Sixth graders are the rabid squirrel monkeys of the middle-school monkey-house. They are the ones who jump around the most, scream at each other the most, and swing from the light fixtures the most. And if you think of it as being only metaphorically true, you don’t really know much about sixth graders and modern education.
But the coach I was subbing for is very good at discipline. He gave them an article on the organ systems of the human body and told them to to use the annotation marks on his close-reading poster. Now, you and I both know that coaches don’t really walk sixth graders through note-taking and reading-comprehension drills regularly. There’s a reason coaches are more likely to teach Science, History, or even Math before taking on English or Language Arts teaching assignments.

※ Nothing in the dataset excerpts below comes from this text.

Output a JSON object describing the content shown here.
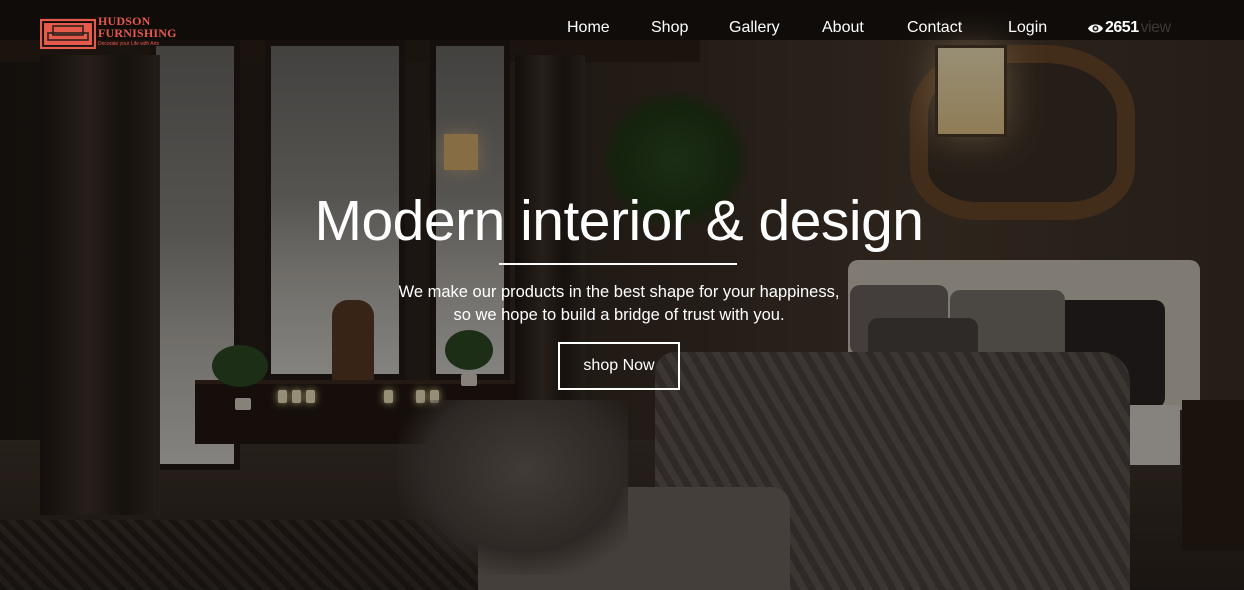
{
  "brand": {
    "name_line1": "HUDSON",
    "name_line2": "FURNISHING",
    "tagline": "Decorate your Life with Arts",
    "accent_color": "#e55a4a",
    "icon": "sofa-icon"
  },
  "nav": {
    "items": [
      {
        "label": "Home"
      },
      {
        "label": "Shop"
      },
      {
        "label": "Gallery"
      },
      {
        "label": "About"
      },
      {
        "label": "Contact"
      },
      {
        "label": "Login"
      }
    ]
  },
  "views": {
    "icon": "eye-icon",
    "count": "2651",
    "suffix": "view"
  },
  "hero": {
    "title": "Modern interior & design",
    "subtitle_line1": "We make our products in the best shape for your happiness,",
    "subtitle_line2": "so we hope to build a bridge of trust with you.",
    "cta_label": "shop Now"
  }
}
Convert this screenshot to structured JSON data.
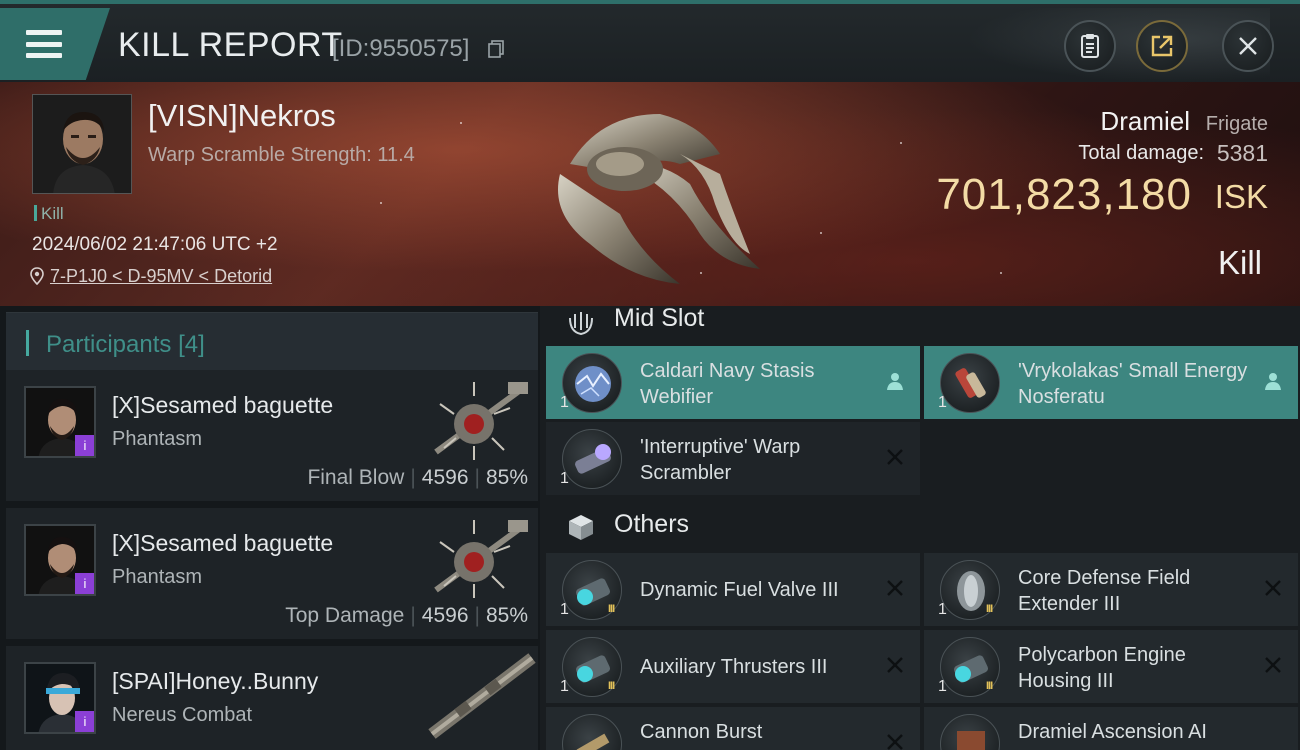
{
  "header": {
    "title": "KILL REPORT",
    "report_id": "[ID:9550575]"
  },
  "victim": {
    "name": "[VISN]Nekros",
    "scramble": "Warp Scramble Strength: 11.4",
    "kill_tag": "Kill",
    "datetime": "2024/06/02 21:47:06 UTC +2",
    "location": "7-P1J0 < D-95MV < Detorid"
  },
  "summary": {
    "ship_name": "Dramiel",
    "ship_class": "Frigate",
    "total_damage_label": "Total damage:",
    "total_damage": "5381",
    "isk_value": "701,823,180",
    "isk_unit": "ISK",
    "result": "Kill"
  },
  "participants": {
    "label": "Participants",
    "count": "[4]",
    "rows": [
      {
        "name": "[X]Sesamed baguette",
        "ship": "Phantasm",
        "tag": "Final Blow",
        "damage": "4596",
        "percent": "85%"
      },
      {
        "name": "[X]Sesamed baguette",
        "ship": "Phantasm",
        "tag": "Top Damage",
        "damage": "4596",
        "percent": "85%"
      },
      {
        "name": "[SPAI]Honey..Bunny",
        "ship": "Nereus Combat"
      }
    ],
    "badge_glyph": "i"
  },
  "fittings": {
    "mid_slot": {
      "label": "Mid Slot",
      "items": [
        {
          "name": "Caldari Navy Stasis Webifier",
          "qty": "1",
          "status": "person-icon"
        },
        {
          "name": "'Vrykolakas' Small Energy Nosferatu",
          "qty": "1",
          "status": "person-icon"
        },
        {
          "name": "'Interruptive' Warp Scrambler",
          "qty": "1",
          "status": "close-icon"
        }
      ]
    },
    "others": {
      "label": "Others",
      "items": [
        {
          "name": "Dynamic Fuel Valve III",
          "qty": "1",
          "tier": "III"
        },
        {
          "name": "Core Defense Field Extender III",
          "qty": "1",
          "tier": "III"
        },
        {
          "name": "Auxiliary Thrusters III",
          "qty": "1",
          "tier": "III"
        },
        {
          "name": "Polycarbon Engine Housing III",
          "qty": "1",
          "tier": "III"
        },
        {
          "name": "Cannon Burst"
        },
        {
          "name": "Dramiel Ascension AI"
        }
      ]
    }
  },
  "colors": {
    "accent": "#3d8680",
    "isk": "#f3dba5",
    "badge": "#8b3fd6"
  }
}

So, I did a quick-teach using the two-page article on how to circle key words, underline main idea sentences, and how to do a SWBS (Somebody-Wanted-But-So Charts) analysis to summarize the article. They, of course, did not do that before in science class, or even in English that they could remember. I basically simplified his fifty-minute busy-work assignment into a simple twenty-minute reading assignment that would take the slow readers longer. So, I had to occupy the smart, quick, and evil kids with something else while I helped the stragglers finish. I drew a cartoon rabbit, a cartoon duck, and a Disney-esque Goofy on the white board, challenging them to copy it.
I got to work one-on-one with several slow readers. Xavier, a hyper, mouthy kid who had dyslexia was tickled pink to learn he could pick out and put together key words and main ideas. He was unable to write the summary, but he annotated correctly, possibly for the first time ever. And that was a break-through for him. I subbed with him in other classes where he was one of the awfullest chandelier swingers, so that connection made a huge difference for him for at least fifty minutes of his school life. Malik the Mouth who never does anything but insult the others, and gives somebody else’s name to the sub when he gets in trouble, actually kept his bargain with me from the last time he was baby-sat by me. He stayed in his seat and kept working all period. The only time I had to make him give me his name was at the end of class so I could leave a good-job note for the coach after class ended. I actually like those sorts of kids who other subs routinely blow up at and send out of class. Xavier and Malik (possibly not their actual names) are both a hoot to teach. And they help add to my list of funny classroom anecdotes when they lose control and get in trouble with me. I always try to turn those into teachable moments.
But when the coach came in at the end of his smartest class, saw everybody was done, and saw cartoons on his board, he got mad at them. I had to take the blame for them and explain why they were not simply blowing the assignment off and playing around. Coaches don’t usually understand that classroom learning can be fun.
Thursday I was subbing for AVID classes again. These are special classes where at-risk kids are put in college-prep courses and treated like gifted kids. The program is misused as a warehouse for failing discipline-problem kids by this school district. But the Field Middle School has their act together for this program. The kids were working with college-level education students as tutors, and had to fill out self-examination forms that evaluated how they were doing in working with their tutors.
These are well-trained, smart, and seriously funny kids. Xochitl (an Aztec name pronounced ZOACHIE for a Hispanic girl that I have suprisingly encountered more than once in Texas) was a giftred complainer and procrastinator who was too lazy to lift a pencil, yet did the actual work in a few short minutes when she finally got around to it. She had time to tell the kids at her table, one of the tutors, and me about a time when she knocked the head off of a cucaracha (a cockroach who speaks Spanish) and tried to wait for an entire day for it to finally die so she could pick it up and flush it. The thing is, a cockroach only needs its head to eat with and see with. It is perfectly fine otherwise until it starves to death or gets eaten by a rat. So, when she went to pick it up with salad tongs, it was still alive and wiggly. She pantomimed how she threw the thing across the kitchen in surprise, and when it landed in the sink, she nailed it with the garbage disposal. This girl is a gifted story-teller. She had us all laughing. And her school grades were all A’s and B’s.
I admit it. I love kids like that. They are the best things about teaching. And whether they are Aaargh! Sixth Graders! or Uggh! Seventh graders! (the chimpanzees of the middle-school monkey-house) I actually love them. (But PLEASE don’t tell them that!)